Spend enough time reading financial news or corporate annual reports and you're bound to come across the term "gross earnings," which can also be expressed as "gross income" or "gross profit." The figure is important because it's the starting point for many financial calculations. And whether it's describing earnings at a multinational corporation or your own personal salary, "gross earnings" differs from "net earnings" in exactly the same way.

When used as a financial adjective, "gross" simply means "without deduction," or "total." And so the term "gross earnings" refers to all of an entity's income.

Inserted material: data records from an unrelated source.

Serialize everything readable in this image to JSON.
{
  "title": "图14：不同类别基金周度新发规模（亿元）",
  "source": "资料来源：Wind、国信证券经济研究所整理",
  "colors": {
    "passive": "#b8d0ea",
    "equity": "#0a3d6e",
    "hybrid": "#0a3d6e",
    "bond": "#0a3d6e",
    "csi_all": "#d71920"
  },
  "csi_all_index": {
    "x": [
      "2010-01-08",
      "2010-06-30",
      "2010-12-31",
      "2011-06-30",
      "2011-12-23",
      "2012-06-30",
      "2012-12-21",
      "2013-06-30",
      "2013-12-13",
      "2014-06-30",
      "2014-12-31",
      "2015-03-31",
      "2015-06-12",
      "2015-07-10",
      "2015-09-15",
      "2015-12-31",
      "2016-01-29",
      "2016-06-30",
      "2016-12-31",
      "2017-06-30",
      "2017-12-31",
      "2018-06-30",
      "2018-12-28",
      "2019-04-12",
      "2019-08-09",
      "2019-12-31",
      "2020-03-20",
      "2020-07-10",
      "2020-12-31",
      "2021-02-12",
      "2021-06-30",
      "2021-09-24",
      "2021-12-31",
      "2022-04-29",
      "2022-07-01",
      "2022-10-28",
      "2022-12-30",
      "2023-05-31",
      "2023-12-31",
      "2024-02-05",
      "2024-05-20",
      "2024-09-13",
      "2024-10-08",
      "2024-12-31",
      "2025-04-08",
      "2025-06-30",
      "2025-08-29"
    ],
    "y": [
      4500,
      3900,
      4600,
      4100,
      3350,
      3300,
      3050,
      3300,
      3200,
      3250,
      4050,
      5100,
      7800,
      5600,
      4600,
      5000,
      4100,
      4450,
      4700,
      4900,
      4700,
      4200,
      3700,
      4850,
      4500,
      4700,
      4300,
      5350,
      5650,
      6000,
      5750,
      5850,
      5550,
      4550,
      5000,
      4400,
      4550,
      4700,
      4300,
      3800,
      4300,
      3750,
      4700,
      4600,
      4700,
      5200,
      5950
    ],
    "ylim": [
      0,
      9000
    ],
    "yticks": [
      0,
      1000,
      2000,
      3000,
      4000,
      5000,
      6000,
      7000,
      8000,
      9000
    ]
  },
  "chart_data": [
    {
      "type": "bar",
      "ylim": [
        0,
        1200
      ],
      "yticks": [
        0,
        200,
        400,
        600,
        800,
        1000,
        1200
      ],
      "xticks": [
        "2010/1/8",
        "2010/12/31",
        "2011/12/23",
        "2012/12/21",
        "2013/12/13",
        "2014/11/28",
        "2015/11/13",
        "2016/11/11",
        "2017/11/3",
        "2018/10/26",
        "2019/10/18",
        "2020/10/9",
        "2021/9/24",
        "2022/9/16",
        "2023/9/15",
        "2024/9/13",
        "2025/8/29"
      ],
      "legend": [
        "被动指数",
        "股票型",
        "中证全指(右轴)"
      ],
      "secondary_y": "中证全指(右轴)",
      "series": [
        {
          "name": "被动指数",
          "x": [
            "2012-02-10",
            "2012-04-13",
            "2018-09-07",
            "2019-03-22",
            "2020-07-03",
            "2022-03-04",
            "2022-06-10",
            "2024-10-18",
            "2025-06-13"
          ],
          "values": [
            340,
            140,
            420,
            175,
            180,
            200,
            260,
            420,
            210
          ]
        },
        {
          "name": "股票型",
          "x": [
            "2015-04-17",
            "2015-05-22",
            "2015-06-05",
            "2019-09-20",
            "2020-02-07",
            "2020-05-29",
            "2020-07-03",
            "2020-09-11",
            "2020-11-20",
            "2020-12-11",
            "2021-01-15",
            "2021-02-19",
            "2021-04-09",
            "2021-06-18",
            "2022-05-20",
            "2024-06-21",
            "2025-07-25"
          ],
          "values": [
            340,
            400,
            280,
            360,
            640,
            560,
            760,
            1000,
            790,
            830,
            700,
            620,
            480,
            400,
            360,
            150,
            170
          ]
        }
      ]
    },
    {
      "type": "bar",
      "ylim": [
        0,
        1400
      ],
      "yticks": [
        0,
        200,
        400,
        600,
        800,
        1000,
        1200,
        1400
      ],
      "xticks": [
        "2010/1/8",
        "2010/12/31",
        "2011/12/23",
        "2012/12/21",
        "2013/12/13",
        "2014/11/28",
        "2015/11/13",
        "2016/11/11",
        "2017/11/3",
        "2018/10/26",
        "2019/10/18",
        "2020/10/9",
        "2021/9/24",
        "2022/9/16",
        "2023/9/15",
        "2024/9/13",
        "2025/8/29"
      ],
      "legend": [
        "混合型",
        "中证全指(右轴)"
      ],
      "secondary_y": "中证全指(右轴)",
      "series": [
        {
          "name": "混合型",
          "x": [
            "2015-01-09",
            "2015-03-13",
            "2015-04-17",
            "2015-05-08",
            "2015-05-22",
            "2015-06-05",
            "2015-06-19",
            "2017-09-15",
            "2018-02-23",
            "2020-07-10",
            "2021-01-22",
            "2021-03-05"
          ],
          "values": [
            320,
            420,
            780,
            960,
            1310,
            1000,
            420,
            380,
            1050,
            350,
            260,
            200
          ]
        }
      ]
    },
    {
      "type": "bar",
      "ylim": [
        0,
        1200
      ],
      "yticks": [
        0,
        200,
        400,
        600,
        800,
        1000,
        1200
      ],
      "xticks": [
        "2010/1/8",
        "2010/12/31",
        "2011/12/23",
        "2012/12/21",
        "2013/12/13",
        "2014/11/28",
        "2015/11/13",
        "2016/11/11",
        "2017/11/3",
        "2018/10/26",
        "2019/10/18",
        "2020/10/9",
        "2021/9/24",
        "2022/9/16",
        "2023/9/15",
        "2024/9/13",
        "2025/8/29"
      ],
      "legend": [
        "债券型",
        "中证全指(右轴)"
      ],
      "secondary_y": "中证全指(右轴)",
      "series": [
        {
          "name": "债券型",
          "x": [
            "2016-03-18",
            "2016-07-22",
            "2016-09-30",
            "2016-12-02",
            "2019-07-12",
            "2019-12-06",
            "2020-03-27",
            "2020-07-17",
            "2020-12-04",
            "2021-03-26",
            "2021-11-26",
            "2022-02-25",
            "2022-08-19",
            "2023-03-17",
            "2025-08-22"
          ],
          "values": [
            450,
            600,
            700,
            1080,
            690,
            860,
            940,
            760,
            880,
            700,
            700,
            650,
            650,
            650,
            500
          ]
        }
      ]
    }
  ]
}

For a person, that means your total salary before any of the common deductions like taxes and retirement contributions are removed.

For a company, gross earnings is often found on the third line on the income statement. The first line is usually sales, or revenue. The second line is usually some form of cost for that revenue, or "cost of goods sold." Subtract cost of goods sold from sales and you have calculated gross earnings. Then you just make the appropriate deductions to arrive at net earnings.

Let's look at a real-world example.

Coca-Cola sells a lot of beverages -- 1.9 billion drink servings per day, to be exact. And those sales generated $46 billion of revenue in 2014.

Image source: Coca-Cola.

But the genius of Coke's business model involves the fact that its products aren't expensive to manufacture. Cost of sales in 2014 was a relatively tiny $18 billion. So, Coke's gross profit in that period was $46 billion minus $18 billion, or $28 billion.

From there, it's only a tiny step to another critical investing figure: gross profit margin. Simply divide gross profit by revenue to arrive at that result ($28 billion divided by $46 billion in this case, or 61%). Coke's 61% gross margin makes it one of the most profitable companies on the planet.

Yet Coke's costs go far beyond just manufacturing expenses. The soda king has to market those products by spending billions of dollars on advertising. It also has to pay the salaries of its army of sales employees. And it has to pay taxes. After deducting expenses like those, Coke had $7.1 billion of "net income" left in 2014. Again, we can divide that number by the sales figure to arrive at a (still healthy) net profit margin of 15%.

We now have loads of information about Coke's business, just thanks to these few figures. We know it has incredible pricing power because it can sell its products at a substantial premium to their cost of production. And we know that, after distributors, employees, and ad agencies get their respective cuts, net earnings, the bottom line for shareholders, is an impressive double-digits.